Social Jet Lag Rawan Ganggu Tubuh
MUENCHEN– Begadang dan baru memejamkan mata pada dini hari, lalu terbangun oleh dering alarm ketika tubuh belum sepenuhnya recharge.
Kurang tidur di hari kerja dan ”balas dendam” dengan tidur hingga siang saat weekend. Terasa familier? Pola keseharian Anda juga seperti itu?
Kondisi yang sudah dianggap ”normal” tersebut punya istilah baru, social jet lag.
Merujuk pada perbedaan jam tidur dan lamanya tidur saat weekdays dan weekend.
Semakin besar gapnya, semakin meningkat pula risiko gangguan kesehatan. Misalnya, meningkatnya risiko penyakit jantung dan gangguan metabolisme.
”Mereka yang bertipe ’burung hantu’, terutama yang sangat terlambat bangun, dekat dengan risiko kesehatan yang buruk jika dibandingkan dengan mereka yang cinta pagi,” papar Till Roenneberg, profesor kronobiologi di Institute of Medical Psychology di Ludwig-Maximillian University, Muenchen.

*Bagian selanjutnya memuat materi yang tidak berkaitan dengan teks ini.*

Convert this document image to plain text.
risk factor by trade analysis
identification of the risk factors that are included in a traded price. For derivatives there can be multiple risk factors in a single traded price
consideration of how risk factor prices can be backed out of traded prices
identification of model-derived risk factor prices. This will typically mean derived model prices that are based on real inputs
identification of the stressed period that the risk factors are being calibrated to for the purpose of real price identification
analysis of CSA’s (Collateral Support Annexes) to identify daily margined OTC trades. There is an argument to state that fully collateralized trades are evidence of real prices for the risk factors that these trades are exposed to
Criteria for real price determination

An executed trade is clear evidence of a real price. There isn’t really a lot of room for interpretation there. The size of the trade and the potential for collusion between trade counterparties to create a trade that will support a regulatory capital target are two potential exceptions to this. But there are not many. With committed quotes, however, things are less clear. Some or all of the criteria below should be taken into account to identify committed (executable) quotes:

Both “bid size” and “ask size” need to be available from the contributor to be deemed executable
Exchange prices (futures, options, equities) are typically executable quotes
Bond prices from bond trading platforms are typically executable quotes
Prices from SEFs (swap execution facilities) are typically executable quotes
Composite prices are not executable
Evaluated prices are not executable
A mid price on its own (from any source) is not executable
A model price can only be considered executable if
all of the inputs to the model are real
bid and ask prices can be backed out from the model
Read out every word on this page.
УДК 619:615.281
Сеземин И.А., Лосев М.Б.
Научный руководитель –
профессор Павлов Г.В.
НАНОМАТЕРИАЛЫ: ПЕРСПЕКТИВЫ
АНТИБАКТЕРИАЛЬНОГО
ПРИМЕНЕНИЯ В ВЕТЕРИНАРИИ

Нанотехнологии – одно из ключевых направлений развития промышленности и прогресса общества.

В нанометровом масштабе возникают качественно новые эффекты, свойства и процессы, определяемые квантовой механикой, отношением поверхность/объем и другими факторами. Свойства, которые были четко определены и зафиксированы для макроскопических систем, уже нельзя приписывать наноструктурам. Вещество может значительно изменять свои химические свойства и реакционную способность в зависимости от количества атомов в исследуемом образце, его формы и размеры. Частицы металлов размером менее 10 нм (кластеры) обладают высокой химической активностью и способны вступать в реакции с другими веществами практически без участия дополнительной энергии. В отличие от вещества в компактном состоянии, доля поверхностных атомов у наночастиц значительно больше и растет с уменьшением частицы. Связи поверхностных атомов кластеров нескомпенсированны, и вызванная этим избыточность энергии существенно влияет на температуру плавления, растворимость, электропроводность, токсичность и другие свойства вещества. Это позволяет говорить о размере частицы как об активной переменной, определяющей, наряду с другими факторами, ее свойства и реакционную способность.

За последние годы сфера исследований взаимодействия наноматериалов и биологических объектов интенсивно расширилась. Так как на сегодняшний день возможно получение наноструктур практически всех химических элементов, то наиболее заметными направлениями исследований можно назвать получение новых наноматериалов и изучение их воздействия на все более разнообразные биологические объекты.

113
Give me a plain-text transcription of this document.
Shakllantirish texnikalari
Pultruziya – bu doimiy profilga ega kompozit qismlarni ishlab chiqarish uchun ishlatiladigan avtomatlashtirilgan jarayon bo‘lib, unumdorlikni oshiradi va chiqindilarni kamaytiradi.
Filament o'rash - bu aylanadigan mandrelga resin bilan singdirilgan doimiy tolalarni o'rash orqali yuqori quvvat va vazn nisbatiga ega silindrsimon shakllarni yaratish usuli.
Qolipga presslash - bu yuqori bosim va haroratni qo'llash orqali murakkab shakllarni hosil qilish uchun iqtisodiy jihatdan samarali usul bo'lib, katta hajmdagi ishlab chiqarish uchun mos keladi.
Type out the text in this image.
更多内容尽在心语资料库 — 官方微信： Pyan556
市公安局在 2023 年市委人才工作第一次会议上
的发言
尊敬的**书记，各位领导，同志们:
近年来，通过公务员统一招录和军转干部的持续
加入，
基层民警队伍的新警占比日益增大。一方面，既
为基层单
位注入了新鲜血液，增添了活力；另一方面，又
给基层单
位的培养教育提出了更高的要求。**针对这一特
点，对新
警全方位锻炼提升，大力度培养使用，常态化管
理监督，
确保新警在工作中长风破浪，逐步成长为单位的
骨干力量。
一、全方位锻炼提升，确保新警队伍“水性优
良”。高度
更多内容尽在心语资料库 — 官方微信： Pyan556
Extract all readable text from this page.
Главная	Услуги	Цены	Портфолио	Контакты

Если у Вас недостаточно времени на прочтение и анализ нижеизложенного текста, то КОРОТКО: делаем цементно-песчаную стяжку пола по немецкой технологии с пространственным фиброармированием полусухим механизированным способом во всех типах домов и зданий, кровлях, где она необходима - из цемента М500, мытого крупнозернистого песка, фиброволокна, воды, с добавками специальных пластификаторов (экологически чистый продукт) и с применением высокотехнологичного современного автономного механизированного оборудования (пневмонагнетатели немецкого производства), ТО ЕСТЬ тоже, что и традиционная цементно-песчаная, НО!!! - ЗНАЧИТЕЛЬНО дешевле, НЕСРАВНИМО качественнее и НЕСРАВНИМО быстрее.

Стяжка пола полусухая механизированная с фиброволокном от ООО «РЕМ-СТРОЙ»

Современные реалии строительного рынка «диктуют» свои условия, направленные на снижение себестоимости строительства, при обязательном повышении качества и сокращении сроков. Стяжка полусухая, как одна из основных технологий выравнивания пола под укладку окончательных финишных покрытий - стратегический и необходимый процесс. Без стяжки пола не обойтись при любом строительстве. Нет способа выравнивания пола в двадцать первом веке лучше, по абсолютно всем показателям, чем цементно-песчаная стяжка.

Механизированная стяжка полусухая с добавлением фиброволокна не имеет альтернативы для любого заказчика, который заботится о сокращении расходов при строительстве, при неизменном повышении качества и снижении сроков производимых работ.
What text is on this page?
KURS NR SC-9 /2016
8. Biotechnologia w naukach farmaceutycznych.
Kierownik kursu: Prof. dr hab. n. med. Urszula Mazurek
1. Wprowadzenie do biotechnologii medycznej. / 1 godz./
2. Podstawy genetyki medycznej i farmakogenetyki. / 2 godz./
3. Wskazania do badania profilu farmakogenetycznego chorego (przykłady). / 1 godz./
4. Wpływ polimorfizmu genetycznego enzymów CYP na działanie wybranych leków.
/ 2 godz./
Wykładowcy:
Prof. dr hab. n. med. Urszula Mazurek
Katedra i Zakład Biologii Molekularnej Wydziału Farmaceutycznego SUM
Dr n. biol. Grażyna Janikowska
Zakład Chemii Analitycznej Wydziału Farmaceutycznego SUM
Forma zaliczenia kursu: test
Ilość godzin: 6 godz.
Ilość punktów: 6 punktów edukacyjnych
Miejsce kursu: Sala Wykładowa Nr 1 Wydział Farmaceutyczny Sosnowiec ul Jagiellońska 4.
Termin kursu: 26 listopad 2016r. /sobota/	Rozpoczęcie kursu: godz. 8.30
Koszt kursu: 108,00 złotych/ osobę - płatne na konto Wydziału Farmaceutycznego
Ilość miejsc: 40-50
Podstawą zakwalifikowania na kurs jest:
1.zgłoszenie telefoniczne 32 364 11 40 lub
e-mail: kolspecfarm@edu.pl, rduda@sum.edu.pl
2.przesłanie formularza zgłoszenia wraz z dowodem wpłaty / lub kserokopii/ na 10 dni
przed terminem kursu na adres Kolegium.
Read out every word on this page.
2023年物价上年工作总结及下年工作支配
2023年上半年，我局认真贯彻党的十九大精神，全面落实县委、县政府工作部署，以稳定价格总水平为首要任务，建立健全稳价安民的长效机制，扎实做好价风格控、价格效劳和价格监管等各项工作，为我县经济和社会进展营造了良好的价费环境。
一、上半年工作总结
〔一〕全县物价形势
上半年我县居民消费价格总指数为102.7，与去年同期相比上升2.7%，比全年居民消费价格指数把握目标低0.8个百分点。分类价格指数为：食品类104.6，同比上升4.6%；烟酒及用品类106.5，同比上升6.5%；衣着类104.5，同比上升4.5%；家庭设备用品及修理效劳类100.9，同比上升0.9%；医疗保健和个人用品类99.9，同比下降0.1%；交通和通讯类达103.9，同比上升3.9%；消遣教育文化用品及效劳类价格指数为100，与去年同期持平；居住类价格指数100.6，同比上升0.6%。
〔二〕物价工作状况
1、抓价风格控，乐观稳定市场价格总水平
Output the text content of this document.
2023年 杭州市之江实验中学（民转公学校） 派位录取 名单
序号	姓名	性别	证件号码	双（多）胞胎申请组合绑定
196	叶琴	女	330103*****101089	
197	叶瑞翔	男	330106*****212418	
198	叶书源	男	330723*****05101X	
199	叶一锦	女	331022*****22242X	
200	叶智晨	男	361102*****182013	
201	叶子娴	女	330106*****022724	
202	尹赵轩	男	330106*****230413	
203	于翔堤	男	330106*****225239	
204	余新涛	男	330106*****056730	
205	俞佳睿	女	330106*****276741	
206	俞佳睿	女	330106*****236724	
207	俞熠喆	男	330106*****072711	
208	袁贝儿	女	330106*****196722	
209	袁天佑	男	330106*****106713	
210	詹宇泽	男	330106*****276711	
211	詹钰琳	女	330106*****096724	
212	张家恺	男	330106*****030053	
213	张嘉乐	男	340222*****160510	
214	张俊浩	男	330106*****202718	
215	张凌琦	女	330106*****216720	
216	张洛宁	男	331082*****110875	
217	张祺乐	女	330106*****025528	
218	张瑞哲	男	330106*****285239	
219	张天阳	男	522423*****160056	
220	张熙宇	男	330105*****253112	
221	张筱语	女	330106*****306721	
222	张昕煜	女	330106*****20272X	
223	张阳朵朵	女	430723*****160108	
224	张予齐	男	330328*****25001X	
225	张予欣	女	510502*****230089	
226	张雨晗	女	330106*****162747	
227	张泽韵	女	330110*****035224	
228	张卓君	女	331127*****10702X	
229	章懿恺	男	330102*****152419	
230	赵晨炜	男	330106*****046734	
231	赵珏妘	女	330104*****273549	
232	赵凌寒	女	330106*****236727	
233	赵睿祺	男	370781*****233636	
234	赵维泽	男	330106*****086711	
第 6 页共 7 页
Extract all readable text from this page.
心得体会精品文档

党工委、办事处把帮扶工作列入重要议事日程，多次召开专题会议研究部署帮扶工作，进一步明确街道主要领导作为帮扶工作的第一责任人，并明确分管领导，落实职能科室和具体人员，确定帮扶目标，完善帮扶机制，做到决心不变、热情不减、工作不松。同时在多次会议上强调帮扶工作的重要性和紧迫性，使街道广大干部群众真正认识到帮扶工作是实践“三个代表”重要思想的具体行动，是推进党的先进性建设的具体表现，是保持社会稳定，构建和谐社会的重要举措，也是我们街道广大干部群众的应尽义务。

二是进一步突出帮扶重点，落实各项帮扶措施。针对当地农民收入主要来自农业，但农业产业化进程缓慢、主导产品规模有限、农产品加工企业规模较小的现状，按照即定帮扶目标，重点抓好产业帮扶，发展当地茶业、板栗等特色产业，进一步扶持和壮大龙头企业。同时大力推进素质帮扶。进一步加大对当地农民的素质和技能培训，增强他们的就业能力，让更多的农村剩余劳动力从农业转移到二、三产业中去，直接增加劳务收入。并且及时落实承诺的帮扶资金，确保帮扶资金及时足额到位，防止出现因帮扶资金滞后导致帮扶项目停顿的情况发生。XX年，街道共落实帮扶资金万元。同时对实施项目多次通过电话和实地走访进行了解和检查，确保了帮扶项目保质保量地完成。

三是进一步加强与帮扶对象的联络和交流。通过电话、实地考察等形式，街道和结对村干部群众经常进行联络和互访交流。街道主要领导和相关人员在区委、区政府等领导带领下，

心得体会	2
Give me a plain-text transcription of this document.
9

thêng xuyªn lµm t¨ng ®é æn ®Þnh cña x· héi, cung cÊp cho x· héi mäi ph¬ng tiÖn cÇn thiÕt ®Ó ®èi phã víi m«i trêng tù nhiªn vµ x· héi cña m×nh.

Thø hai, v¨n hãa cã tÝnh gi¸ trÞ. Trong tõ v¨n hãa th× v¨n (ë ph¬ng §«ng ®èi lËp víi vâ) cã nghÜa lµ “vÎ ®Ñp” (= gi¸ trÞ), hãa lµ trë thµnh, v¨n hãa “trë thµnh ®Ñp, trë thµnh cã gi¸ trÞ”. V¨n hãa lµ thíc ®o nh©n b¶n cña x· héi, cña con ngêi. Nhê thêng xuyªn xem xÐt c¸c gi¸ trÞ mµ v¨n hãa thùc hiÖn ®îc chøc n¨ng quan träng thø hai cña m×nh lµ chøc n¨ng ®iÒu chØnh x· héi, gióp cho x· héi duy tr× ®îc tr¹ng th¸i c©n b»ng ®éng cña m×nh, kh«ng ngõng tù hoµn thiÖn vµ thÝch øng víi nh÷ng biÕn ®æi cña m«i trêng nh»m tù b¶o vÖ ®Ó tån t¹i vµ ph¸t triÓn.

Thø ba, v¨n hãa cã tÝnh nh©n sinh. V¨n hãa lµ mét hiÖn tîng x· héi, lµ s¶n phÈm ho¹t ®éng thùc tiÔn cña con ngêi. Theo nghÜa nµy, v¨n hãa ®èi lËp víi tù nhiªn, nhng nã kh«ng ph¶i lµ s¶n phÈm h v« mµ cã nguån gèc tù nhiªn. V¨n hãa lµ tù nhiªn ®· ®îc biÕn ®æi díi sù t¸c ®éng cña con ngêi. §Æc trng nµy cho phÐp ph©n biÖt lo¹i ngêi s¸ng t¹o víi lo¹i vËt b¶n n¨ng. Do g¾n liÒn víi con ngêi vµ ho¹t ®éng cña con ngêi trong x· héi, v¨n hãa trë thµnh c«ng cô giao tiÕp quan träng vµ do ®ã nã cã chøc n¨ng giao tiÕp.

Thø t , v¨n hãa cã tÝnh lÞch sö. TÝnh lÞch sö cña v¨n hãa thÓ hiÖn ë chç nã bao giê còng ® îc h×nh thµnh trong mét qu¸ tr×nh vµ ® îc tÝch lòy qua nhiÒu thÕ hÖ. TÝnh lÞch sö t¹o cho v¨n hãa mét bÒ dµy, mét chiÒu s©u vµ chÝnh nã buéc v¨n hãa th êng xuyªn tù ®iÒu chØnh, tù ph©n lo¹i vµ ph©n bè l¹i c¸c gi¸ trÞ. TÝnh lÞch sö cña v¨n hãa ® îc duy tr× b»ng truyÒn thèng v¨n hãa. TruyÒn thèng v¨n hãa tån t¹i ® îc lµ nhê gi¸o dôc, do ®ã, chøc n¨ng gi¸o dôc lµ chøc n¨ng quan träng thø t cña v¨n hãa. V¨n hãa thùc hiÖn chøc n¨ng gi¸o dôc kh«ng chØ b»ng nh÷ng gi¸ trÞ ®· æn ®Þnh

Sebab, ingin tidur dan bangun bukan hanya faktor kebiasaan, tapi juga terkait dengan jam tubuh kita. Tapi, banyak di antara kita yang amat bergantung pada pencahayaan artifisial ketika malam. ”Tidurlah sebelum tengah malam dan bangunlah lebih awal,” kata Malcolm von Schantz, profesor kronobiologi di University of Surrey, sebagaimana dikutip dari BBC. Di luar itu, Prof Russell Foster, kepala Laboratorium Nuffield of Ophthalmology dan Sleep and Circadian Neuroscience Institute, mengatakan, masuk akal bila tempat kerja memberikan keleluasaan jam kerja sesuai dengan jam tubuh.